On 16 Aug. 1862, the Union troops decamped from Berkeley Plantation and moved downriver to Newport News. Moses wrote to his family from there a week later. But while he had been a regular correspondent during his year of military service, they wouldn’t hear from him again for almost a month. On September 18, he wrote from Harewood Hospital in Washington, D.C.:

It is a very pleasant place but it is not home….Eliza I should of writen before but I have been so unwell that I did [not] feel as I could. I think I have wored about you as much as you have about me, for I knew that you did not know what had be[c]ome of me. I am run down and I want a good nursing. I ought to be at home. Some days I am better and then I am worse, but If I take good care of myself I think I shall get a little stronger….Dear Eliza do not worry about me for I shal try to getalong. I will write again soon. You must excuse me for I am very tired. My love to all and lots of kisses.
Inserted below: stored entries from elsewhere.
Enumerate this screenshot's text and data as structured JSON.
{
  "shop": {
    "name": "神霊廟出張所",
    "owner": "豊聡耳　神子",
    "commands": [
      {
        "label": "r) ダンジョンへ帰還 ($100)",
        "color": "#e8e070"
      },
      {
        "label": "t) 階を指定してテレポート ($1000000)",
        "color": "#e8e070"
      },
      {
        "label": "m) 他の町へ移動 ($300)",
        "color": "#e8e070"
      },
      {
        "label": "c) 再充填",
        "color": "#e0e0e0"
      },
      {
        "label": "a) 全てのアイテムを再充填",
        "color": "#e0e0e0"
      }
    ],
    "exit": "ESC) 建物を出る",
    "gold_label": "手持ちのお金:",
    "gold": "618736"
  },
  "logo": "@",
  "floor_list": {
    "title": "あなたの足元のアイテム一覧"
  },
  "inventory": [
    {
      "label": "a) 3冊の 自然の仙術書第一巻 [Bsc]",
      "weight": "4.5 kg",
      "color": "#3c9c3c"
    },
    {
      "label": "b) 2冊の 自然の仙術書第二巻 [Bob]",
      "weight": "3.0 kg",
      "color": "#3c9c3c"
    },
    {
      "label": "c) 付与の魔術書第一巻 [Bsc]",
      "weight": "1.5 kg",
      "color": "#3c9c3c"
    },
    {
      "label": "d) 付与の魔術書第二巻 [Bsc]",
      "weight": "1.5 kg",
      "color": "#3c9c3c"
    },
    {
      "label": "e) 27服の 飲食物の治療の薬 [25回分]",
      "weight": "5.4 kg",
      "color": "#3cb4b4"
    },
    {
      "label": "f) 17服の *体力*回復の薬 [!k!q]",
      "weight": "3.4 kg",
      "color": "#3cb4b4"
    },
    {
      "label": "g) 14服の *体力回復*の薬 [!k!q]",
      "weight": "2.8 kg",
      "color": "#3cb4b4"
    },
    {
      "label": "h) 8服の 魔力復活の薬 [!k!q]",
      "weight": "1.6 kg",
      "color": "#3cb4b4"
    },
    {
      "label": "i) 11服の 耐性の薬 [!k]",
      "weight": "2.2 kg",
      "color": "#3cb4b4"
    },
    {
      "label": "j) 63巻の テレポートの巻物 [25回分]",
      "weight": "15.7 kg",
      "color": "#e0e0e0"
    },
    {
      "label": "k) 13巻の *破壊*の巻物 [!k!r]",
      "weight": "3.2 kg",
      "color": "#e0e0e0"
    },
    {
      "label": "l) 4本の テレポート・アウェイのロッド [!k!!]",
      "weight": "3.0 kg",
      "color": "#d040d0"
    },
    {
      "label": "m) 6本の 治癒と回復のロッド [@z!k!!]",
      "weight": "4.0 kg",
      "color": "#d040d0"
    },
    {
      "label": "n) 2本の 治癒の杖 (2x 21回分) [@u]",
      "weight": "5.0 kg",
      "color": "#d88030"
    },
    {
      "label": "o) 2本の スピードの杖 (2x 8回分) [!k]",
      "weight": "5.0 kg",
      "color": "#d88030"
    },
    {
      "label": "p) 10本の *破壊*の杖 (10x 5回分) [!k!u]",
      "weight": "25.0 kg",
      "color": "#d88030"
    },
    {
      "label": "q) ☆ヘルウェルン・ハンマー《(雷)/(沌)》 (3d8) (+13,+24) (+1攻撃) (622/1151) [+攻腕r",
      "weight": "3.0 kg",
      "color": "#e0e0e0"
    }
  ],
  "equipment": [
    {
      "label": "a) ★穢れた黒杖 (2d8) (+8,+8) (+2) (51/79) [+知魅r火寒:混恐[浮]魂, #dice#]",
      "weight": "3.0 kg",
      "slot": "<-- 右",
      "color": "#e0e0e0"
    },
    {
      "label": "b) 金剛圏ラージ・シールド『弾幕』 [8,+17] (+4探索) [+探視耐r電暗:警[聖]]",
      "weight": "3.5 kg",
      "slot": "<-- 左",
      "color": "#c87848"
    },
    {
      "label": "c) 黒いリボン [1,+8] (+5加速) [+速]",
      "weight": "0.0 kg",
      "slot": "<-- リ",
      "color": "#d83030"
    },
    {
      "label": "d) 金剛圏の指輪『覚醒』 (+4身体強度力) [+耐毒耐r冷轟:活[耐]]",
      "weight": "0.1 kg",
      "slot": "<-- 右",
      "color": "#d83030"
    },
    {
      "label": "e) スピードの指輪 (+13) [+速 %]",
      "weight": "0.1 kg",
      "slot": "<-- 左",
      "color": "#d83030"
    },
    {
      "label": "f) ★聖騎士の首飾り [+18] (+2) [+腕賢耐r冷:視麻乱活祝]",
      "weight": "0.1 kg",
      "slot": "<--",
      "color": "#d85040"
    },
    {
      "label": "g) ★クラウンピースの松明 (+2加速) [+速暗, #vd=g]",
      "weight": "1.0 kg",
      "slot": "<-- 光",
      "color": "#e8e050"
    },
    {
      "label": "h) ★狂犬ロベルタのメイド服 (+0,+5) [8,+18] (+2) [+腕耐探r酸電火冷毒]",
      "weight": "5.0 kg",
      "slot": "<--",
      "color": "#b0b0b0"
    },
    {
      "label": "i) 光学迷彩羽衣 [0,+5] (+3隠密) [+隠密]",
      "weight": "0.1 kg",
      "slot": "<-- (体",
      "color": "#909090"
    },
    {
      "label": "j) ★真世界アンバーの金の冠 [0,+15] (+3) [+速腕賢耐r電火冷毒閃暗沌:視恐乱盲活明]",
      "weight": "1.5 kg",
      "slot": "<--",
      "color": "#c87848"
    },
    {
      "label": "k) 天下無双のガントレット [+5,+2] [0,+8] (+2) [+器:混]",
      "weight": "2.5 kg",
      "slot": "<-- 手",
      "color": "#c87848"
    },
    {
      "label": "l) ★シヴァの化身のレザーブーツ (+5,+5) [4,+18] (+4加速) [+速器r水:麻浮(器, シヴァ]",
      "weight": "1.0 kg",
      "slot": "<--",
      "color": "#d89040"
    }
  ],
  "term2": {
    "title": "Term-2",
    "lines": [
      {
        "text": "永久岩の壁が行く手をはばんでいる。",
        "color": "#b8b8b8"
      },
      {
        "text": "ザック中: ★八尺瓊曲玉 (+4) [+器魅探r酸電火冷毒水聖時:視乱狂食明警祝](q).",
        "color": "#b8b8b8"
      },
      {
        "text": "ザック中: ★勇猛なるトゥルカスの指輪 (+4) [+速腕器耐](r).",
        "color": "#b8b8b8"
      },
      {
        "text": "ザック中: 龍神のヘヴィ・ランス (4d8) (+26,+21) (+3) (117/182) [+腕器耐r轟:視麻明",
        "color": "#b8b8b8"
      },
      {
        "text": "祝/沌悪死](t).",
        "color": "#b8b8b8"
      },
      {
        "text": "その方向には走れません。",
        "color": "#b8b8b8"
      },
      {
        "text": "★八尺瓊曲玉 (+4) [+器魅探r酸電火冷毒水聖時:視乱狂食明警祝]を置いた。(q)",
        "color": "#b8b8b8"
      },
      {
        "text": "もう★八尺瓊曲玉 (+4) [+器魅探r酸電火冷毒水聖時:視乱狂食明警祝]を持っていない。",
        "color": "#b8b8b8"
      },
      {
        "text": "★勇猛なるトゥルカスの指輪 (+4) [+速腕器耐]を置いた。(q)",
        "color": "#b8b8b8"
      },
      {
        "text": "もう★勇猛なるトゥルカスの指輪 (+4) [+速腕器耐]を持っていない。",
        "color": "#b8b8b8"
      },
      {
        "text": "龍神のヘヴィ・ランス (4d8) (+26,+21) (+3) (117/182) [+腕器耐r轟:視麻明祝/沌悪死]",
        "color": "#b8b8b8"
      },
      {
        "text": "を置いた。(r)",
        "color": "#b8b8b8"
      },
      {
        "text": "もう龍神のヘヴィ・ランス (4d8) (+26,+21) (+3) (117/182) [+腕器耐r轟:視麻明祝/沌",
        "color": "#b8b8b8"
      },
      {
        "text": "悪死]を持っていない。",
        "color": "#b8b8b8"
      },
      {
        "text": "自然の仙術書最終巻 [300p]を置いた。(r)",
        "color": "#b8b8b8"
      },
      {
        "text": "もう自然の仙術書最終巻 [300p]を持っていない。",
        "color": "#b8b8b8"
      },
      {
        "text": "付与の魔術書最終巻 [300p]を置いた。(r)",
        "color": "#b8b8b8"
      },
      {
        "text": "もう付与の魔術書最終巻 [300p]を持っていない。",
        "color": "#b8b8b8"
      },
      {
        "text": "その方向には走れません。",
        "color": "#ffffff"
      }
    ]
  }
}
This is the last letter in the collection written by Moses Hill.

His family received his letter “with the greatest pleasure imaginable.” Eliza was relieved he had been spared from the battle at Antietam, where his regiment suffered terrible losses. (She added guiltily, “I know it is selfish to say so, but I cannot help it.”) She and their teenaged daughter Lucina wrote to Moses several times at the hospital, but did not receive any replies. Their letters became more and more frantic. On October 5, Eliza wrote:

I feel very anxious about you. If you are not able to write yourself, do get some one to write for you. Mother Hill and your sisters are as worried as I am. We want to know just how you are, what ails you. I want to have you come home for me to take care off, if it is possible….I think of you, and pray for you, daily, and hourly….I want to see [you] so much. I send you my best love, and wishes, with many kisses.

Lucina added a postscript about her three-year-old brother: “Georgie askes for father about every day.”

With the help of George Lovell Richardson of East Medway, Moses Hill was discharged from service on 13 Oct. 1862. Richardson accompanied him home, and they reached Medway on the 17th. Moses died of consumption 12 days later. He is buried at Prospect Hill Cemetery in Millis, Mass.

Eliza Hill died in 1888.

Left to right: Lucina (Hill) Howe, Helen Richardson, Eliza Hill, and Genieve Richardson

Undated photograph, circa 1885. Frank Irving Howe, Jr. Family Papers.